Nadchodzące dni będą coraz cieplejsze. W połowie tygodnia temperatura przekroczy 30 st. C. Synoptycy nie wykluczają, że termometry wskażą rekordowe wartości.
Do początku weekendu nad Skandynawią znajdował się niż, a nad Polską północno-zachodnią - wyż. To on do soboty sprowadzał do nas chłodne powietrze.
Nadchodzą upały
Od niedzieli sytuacja synoptyczna już się zmienia. Do naszego kraju zaczęło napływać gorące powietrze z południa Europy i z Afryki. Tego dnia termometry wskażą już wartości dochodzące do 30 st. C. Najwyższa temperatura notowana będzie w połowie i pod koniec nadchodzącego tygodnia. Już w środę termometry mogą wskazać nawet 35 st. C. Synoptycy nie wykluczają, że na południu Polski odnotuje się nawet więcej. Ultragorący, jak podaje synoptyk TVN Meteo Arleta Unton-Pyziołek, ma być piątek. Wtedy spodziewamy się nawet 38 st. C. Modele pokazują ponadto, że sobota może być jeszcze gorętsza.
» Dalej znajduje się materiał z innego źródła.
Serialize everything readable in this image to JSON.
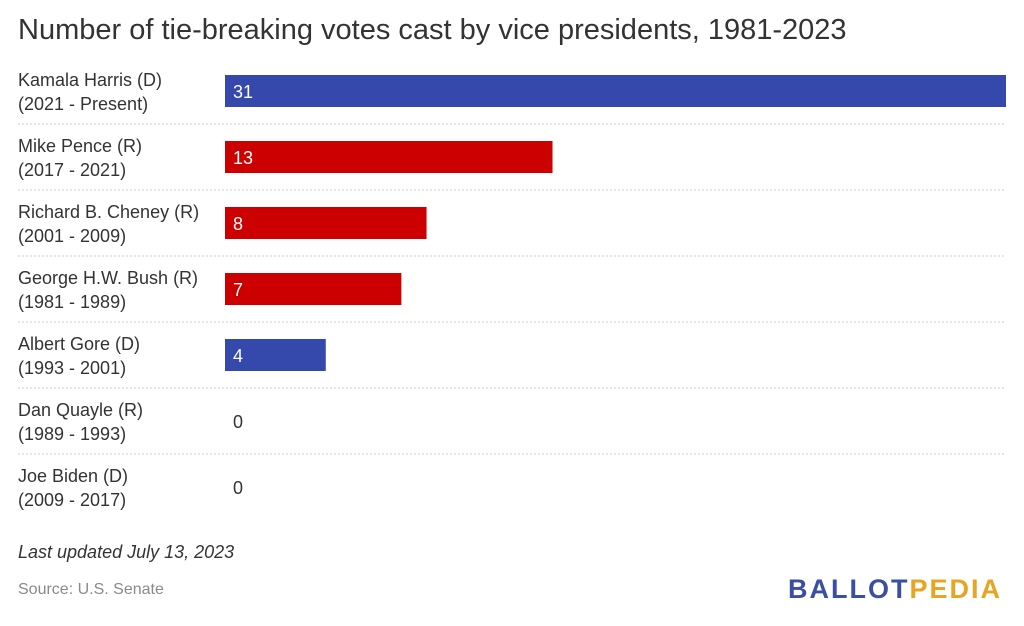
{
  "chart_data": {
    "type": "bar",
    "orientation": "horizontal",
    "title": "Number of tie-breaking votes cast by vice presidents, 1981-2023",
    "categories": [
      [
        "Kamala Harris (D)",
        "(2021 - Present)"
      ],
      [
        "Mike Pence (R)",
        "(2017 - 2021)"
      ],
      [
        "Richard B. Cheney (R)",
        "(2001 - 2009)"
      ],
      [
        "George H.W. Bush (R)",
        "(1981 - 1989)"
      ],
      [
        "Albert Gore (D)",
        "(1993 - 2001)"
      ],
      [
        "Dan Quayle (R)",
        "(1989 - 1993)"
      ],
      [
        "Joe Biden (D)",
        "(2009 - 2017)"
      ]
    ],
    "values": [
      31,
      13,
      8,
      7,
      4,
      0,
      0
    ],
    "parties": [
      "D",
      "R",
      "R",
      "R",
      "D",
      "R",
      "D"
    ],
    "colors": {
      "D": "#3549ad",
      "R": "#cc0000"
    },
    "xlim": [
      0,
      31
    ],
    "grid": false,
    "legend": "none"
  },
  "note": "Last updated July 13, 2023",
  "source": "Source: U.S. Senate",
  "logo": {
    "part1": "BALLOT",
    "part2": "PEDIA"
  }
}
Fala upałów potrwa do niedzieli.
- Nieśmiały początek upałów prognozowany jest w niedzielę na południu kraju, we wtorek już na przeważającym obszarze, a od środy w prawie całej Polsce za wyjątkiem gór i wybrzeża - informuje synoptyk TVN Meteo Artur Chrzanowski. - Poza tym deszczu i burz będzie jak na lekarstwo, więc wzrośnie zagrożenie pożarami i suszami - ostrzega.
Tropikalne noce
Uwaga: w nadchodzącym tygodniu noce będą tropikalne, z temperaturą rzędu 20-25 st. C.
- Pamiętajmy, że latem taką temperaturę odnotowujemy za dnia - opowiada synoptyk, zaznaczając jednocześnie, że pierwsza noc fali upałów powinna nam jednak upłynąć pod znakiem 13-18 st. C.
Szansa na rekord
Warto również odnotować, że absolutny rekord w historii pomiarów na terenie dzisiejszej Polski wynosi 40,2 st. C. Padł on na Opolszczyźnie w 1921 roku. Rekord temperatury w sierpniu wynosi 38,7 st. C. Tyle było w Słubicach w 1994 roku.
Chrzanowski nie wyklucza, że te rekordy zostaną pobite w najbliższych dniach. Między innymi dlatego, ze układ baryczny, który będzie kształtował nam pogodę od niedzieli do niedzieli, jest taki sam, jak ten, który zafundował nam rekord wszech czasów. Regionami, w których może być tak gorąco jak nigdy, powinny okazać się Dolny Śląsk i Opolszczyzna.